I’m only an armchair expert on Erlang. But, having looked into it repeatedly for a couple decades, my take-away is the “Let it crash” slogan is good. But, also presented a bit out of context. Or, at least assuming context that most people don’t have.
Erlang is used in situations involving a zillion incoming requests. If an individual request fails… Maybe it was important. Maybe it wasn’t. If it was important, it’s expected they’ll try again. What’s most important is that the rest of the requests are not interrupted.
What makes Erlang different is that it is natural and trivial to be able to shut down an individual request on the event of an error without worrying about putting any other part of the system into a bad state.
You can pull this off in other languages via careful attention to the details of your request-handling code. But, the creators of the Erlang language and foundational frameworks have set their users up for success via careful attention to the design of the system as a whole.
That’s great in the contexts in which Erlang is used. But, in the context of a Java desktop app like Open Office, it’s more like saying “Let it throw”. “It” being some user action. And, the slogan being to have a language and framework with such robust exception handling built-in that error handling becomes trivial and nearly invisible.
> You can pull this off in other languages via careful attention to the details of your request-handling code. But, the creators of the Erlang language and foundational frameworks have set their users up for success via careful attention to the design of the system as a whole.
+10. So many people miss this very important point. If you have lots of mutable shared state, or can accidentally leak such into your actor code then the whole actor/supervision tree thing falls over very easily... because you can't just restart any actor without worrying about the rest of the system.
I think this is a large (but not the only[0]) part of why actors/supervisors haven't really caught on anywhere outside of Erlang, even for problem spaces where they would be suitable.
[0] I personally feel the model is very hard to reason about compared to threaded/blocking straight-line code using e.g. structured concurrency, but that may just be a me thing.

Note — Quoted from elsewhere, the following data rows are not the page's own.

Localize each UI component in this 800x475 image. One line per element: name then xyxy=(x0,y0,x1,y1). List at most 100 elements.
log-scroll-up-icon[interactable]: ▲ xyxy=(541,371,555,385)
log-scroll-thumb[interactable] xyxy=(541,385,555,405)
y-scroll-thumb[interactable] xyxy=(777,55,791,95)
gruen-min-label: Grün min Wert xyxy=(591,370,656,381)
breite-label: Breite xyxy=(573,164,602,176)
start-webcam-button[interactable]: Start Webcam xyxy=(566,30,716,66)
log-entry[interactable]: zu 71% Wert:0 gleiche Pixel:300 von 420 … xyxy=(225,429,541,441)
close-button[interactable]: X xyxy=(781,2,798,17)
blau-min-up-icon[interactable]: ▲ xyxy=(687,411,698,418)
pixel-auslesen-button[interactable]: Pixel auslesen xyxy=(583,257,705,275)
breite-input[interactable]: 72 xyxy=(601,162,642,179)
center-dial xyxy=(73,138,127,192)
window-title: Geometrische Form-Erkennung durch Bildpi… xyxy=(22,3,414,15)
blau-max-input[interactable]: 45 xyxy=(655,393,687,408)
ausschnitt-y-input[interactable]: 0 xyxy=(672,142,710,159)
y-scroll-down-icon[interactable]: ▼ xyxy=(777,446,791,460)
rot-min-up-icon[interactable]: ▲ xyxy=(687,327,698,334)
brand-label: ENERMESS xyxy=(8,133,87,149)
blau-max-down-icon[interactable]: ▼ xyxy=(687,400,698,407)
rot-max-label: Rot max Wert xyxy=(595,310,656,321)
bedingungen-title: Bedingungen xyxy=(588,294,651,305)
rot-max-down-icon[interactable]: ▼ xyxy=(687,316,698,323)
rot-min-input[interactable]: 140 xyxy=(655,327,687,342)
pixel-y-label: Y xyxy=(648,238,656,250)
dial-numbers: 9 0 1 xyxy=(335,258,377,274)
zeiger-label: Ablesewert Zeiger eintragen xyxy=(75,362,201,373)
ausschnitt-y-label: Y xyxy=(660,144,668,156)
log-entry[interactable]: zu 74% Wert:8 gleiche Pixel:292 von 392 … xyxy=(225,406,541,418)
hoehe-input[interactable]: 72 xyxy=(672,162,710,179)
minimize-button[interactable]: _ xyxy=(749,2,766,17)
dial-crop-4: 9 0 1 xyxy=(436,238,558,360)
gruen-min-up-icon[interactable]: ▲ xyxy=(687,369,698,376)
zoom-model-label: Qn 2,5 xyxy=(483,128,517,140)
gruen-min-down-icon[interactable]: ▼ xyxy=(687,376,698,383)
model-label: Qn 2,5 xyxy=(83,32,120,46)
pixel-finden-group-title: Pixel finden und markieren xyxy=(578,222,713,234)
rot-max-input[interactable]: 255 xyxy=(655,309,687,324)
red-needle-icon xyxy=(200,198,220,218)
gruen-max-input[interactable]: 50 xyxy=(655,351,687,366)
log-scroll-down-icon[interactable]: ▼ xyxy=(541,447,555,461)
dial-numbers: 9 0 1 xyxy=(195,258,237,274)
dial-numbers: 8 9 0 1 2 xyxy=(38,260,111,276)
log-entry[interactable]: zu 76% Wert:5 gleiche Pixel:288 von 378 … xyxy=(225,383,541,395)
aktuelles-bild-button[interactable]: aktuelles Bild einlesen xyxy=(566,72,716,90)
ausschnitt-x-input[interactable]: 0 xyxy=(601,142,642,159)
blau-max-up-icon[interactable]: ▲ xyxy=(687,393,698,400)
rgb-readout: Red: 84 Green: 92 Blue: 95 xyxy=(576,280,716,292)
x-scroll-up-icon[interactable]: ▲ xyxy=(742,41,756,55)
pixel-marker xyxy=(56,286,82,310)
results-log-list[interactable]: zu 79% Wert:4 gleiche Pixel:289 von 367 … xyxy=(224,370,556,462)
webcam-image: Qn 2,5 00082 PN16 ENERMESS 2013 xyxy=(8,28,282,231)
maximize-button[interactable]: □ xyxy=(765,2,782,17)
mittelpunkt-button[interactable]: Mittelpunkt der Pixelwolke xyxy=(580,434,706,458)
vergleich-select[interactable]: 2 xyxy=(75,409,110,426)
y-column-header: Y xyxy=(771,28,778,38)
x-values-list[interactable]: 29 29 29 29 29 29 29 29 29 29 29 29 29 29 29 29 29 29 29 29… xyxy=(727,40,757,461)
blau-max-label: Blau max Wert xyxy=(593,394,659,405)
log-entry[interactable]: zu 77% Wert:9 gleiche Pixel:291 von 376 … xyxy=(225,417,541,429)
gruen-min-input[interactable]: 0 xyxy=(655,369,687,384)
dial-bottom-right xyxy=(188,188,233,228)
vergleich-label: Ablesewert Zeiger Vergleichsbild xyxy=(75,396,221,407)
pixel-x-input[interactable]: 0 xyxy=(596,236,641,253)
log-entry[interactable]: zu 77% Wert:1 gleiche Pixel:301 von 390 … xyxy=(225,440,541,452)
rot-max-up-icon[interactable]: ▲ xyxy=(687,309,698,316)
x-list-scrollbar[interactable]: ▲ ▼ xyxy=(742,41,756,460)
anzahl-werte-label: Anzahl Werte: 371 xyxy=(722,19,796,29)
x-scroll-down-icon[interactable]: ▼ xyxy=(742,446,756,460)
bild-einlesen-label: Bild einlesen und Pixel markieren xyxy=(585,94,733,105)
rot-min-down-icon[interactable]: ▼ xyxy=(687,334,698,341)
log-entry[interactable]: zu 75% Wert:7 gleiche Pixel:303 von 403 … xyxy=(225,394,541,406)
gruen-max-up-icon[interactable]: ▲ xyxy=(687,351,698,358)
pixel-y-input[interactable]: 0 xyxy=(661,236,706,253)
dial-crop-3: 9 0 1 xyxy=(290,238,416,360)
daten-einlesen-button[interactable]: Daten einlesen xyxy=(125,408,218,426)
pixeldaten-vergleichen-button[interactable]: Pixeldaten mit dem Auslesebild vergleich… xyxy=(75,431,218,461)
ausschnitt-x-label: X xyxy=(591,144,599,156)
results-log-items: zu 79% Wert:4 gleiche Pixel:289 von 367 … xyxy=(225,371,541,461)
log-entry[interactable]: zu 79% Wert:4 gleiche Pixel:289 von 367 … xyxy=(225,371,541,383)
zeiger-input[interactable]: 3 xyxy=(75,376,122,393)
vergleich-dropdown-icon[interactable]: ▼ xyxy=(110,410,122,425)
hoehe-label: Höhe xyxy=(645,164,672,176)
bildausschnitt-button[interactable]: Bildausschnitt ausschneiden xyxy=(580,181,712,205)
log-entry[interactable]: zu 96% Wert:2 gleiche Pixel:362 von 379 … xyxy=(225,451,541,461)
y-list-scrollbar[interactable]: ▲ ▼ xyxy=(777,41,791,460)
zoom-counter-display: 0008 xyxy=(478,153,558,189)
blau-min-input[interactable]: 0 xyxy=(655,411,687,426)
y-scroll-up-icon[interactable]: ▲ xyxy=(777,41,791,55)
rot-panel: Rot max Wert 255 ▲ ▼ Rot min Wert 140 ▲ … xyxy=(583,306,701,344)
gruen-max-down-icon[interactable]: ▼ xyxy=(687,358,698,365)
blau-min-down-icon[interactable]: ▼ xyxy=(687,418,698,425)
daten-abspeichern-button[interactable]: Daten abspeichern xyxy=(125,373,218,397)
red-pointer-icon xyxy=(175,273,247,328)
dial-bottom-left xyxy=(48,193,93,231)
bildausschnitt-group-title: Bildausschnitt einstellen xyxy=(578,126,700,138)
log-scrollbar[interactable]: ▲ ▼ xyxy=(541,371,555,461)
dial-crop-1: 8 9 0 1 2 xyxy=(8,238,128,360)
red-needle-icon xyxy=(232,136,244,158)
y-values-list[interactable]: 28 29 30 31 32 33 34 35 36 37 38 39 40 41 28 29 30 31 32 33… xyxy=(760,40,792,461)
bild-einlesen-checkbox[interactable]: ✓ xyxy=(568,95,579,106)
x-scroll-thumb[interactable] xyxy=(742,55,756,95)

Let it crash, so that if something goes wrong, it does not do so silently.
Let it crash, because a relevant manager will detect it, report it, clean it up, and restart it, without you having to write a line of code for that.
Let it crash as soon as possible, so that any problem (like a crash loop) is readily visible. It's very easy to replace arbitrary bits of Erlang code in a running system, without affecting the rest of it. "Fix it in prod" is better than "miss it in prod", especially when you cannot stop the prod ever.